Ezeokoli Ekene U, Sutton Daniel, Shybut Theodore B
Oakland University William Beaumont School of Medicine, Royal Oak, USA.
Department of Orthopedic Surgery and Rehabilitation, Baylor College of Medicine, Houston, Texas, USA.
Video J Sports Med. 2022 Oct 20;2(5):26350254221119217. doi: 10.1177/26350254221119217. eCollection 2022 Sep-Oct.
Patellar tendon ruptures are the third-most common injury involving the knee extensor mechanism. They typically occur in men under 40 years old as a result of eccentric quadriceps contraction while the knee is flexed and the foot is planted. The optimal treatment is surgical repair within 2 weeks of injury to prevent scar formation, degeneration, and loss of tendon excursion.

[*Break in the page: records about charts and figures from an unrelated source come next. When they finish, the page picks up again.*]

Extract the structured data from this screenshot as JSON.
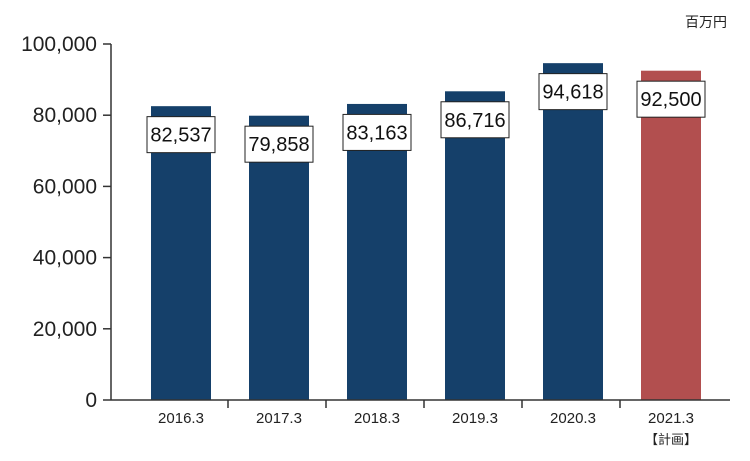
{
  "chart_data": {
    "type": "bar",
    "unit": "百万円",
    "categories": [
      "2016.3",
      "2017.3",
      "2018.3",
      "2019.3",
      "2020.3",
      "2021.3"
    ],
    "category_note": {
      "category": "2021.3",
      "text": "【計画】"
    },
    "values": [
      82537,
      79858,
      83163,
      86716,
      94618,
      92500
    ],
    "value_labels": [
      "82,537",
      "79,858",
      "83,163",
      "86,716",
      "94,618",
      "92,500"
    ],
    "y_ticks": [
      0,
      20000,
      40000,
      60000,
      80000,
      100000
    ],
    "y_tick_labels": [
      "0",
      "20,000",
      "40,000",
      "60,000",
      "80,000",
      "100,000"
    ],
    "ylim": [
      0,
      100000
    ],
    "title": "",
    "xlabel": "",
    "ylabel": "",
    "grid": false,
    "colors": {
      "actual": "#15406a",
      "plan": "#b24f4f",
      "axis": "#333333"
    },
    "plan_index": 5
  }
}
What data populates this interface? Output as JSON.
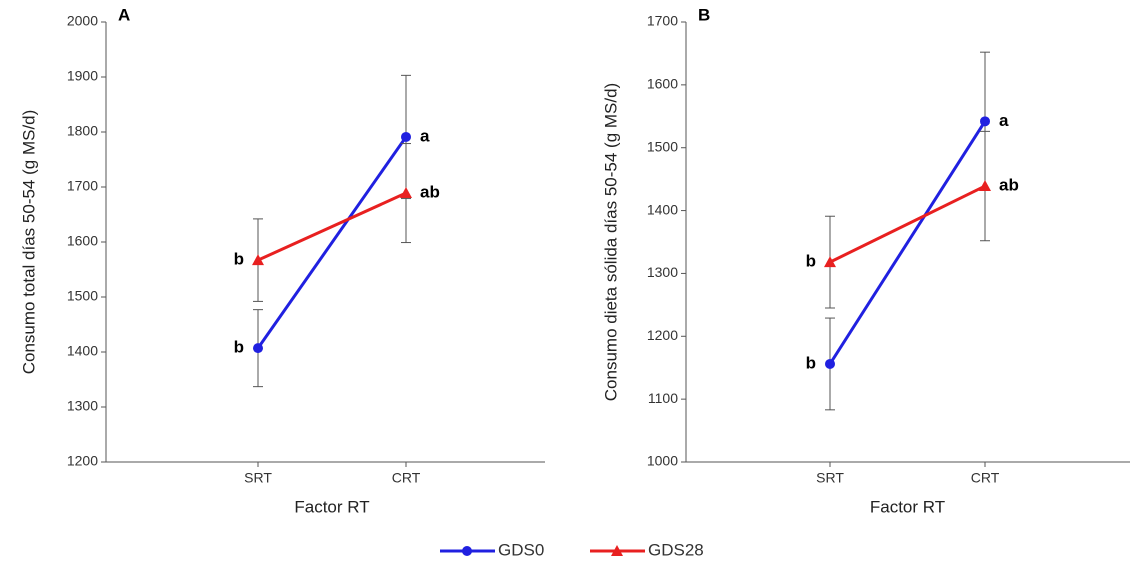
{
  "chart_data": [
    {
      "type": "line",
      "panel_label": "A",
      "y_label": "Consumo total días 50-54 (g MS/d)",
      "x_label": "Factor RT",
      "categories": [
        "SRT",
        "CRT"
      ],
      "ylim": [
        1200,
        2000
      ],
      "yticks": [
        1200,
        1300,
        1400,
        1500,
        1600,
        1700,
        1800,
        1900,
        2000
      ],
      "series": [
        {
          "name": "GDS0",
          "color": "#2020e0",
          "marker": "circle",
          "values": [
            1407,
            1791
          ],
          "errors": [
            70,
            112
          ],
          "point_labels": [
            "b",
            "a"
          ]
        },
        {
          "name": "GDS28",
          "color": "#e82020",
          "marker": "triangle",
          "values": [
            1567,
            1689
          ],
          "errors": [
            75,
            90
          ],
          "point_labels": [
            "b",
            "ab"
          ]
        }
      ]
    },
    {
      "type": "line",
      "panel_label": "B",
      "y_label": "Consumo dieta sólida días 50-54 (g MS/d)",
      "x_label": "Factor RT",
      "categories": [
        "SRT",
        "CRT"
      ],
      "ylim": [
        1000,
        1700
      ],
      "yticks": [
        1000,
        1100,
        1200,
        1300,
        1400,
        1500,
        1600,
        1700
      ],
      "series": [
        {
          "name": "GDS0",
          "color": "#2020e0",
          "marker": "circle",
          "values": [
            1156,
            1542
          ],
          "errors": [
            73,
            110
          ],
          "point_labels": [
            "b",
            "a"
          ]
        },
        {
          "name": "GDS28",
          "color": "#e82020",
          "marker": "triangle",
          "values": [
            1318,
            1439
          ],
          "errors": [
            73,
            87
          ],
          "point_labels": [
            "b",
            "ab"
          ]
        }
      ]
    }
  ]
}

Operative management is generally indicated for patellar tendon ruptures. In this case, a physically active, healthy 24-year-old man presented with acute pain, extensor lag, and patella alta related to a basketball injury. He was diagnosed with acute patellar tendon rupture/extensor mechanism disruption and indicated for surgery.
We describe a technique for primary patellar tendon repair which uses both knot-based and knotless suture anchor fixation. Using a pulley effect, sutures in the inferior patellar anchors are used to reduce and repair the patellar tendon back to its bony origin. Patellar anchor-based tapes and a suprapatellar traction suture are affixed with knotless anchors to the proximal tibia to reinforce the repair. Anchor-based suture limbs are used to repair the medial and lateral retinacula.
The senior authors' experience with this technique has been excellent restoration of extensor mechanism function, with rehabilitation permitting early range of motion and no major complications or failures. This patient returned to unassisted activities of daily living between 8 and 12 weeks and had returned to gym workouts and recreational sports at 12 months.
DISCUSSION/CONCLUSION: Biomechanical studies have demonstrated that compared with transosseous repair, suture anchor repair decreases gap formation and improves ultimate load to failure. Advantages of suture anchor repair include smaller incision, less tissue dissection, shorter operative time, and improved repair biomechanics. Our technique follows a principle of tendon repair using a high number of suture and tape limbs to span the repair. In addition, this technique incorporates a "double row" of suture anchors and spans the primary repair with a suture and tape "internal brace."The author(s) attests that consent has been obtained from any patient(s) appearing in this publication. If the individual may be identifiable, the author(s) has included a statement of release or other written form of approval from the patient(s) with this submission for publication.
髌腱断裂是涉及膝关节伸肌机制的第三常见损伤。它们通常发生在40岁以下男性身上,是由于膝关节屈曲且足部着地时股四头肌离心收缩所致。最佳治疗方法是在受伤后2周内进行手术修复,以防止瘢痕形成、退变和肌腱活动度丧失。
髌腱断裂一般需要手术治疗。在本病例中,一名24岁身体健康、热爱运动的男性因篮球运动损伤出现急性疼痛、伸肌滞后和髌骨高位。他被诊断为急性髌腱断裂/伸肌机制破坏,并被建议进行手术。
我们描述了一种一期髌腱修复技术,该技术使用基于结和无结的缝线锚钉固定。利用滑轮效应,髌下锚钉中的缝线用于将髌腱复位并修复至其骨附着点。基于髌腱锚钉的胶带和髌上牵引缝线通过无结锚钉固定于胫骨近端,以加强修复。基于锚钉的缝线肢体用于修复内外侧支持带。
资深作者使用该技术的经验表明,伸肌机制功能得到了极佳恢复,康复允许早期活动范围,且无重大并发症或失败情况。该患者在8至12周之间恢复了独立的日常生活活动,并在12个月时恢复了健身房锻炼和娱乐性运动。
讨论/结论:生物力学研究表明,与经骨修复相比,缝线锚钉修复减少了间隙形成并提高了最终破坏载荷。缝线锚钉修复的优点包括切口更小、组织分离更少、手术时间更短以及修复生物力学改善。我们的技术遵循使用大量缝线和胶带肢体跨越修复部位的肌腱修复原则。此外,该技术采用了“双排”缝线锚钉,并通过缝线和胶带“内部支撑”跨越一期修复部位。作者证明已获得本出版物中出现的任何患者的同意。如果个体可能被识别,作者已随本投稿发表包含患者发布声明或其他书面批准形式。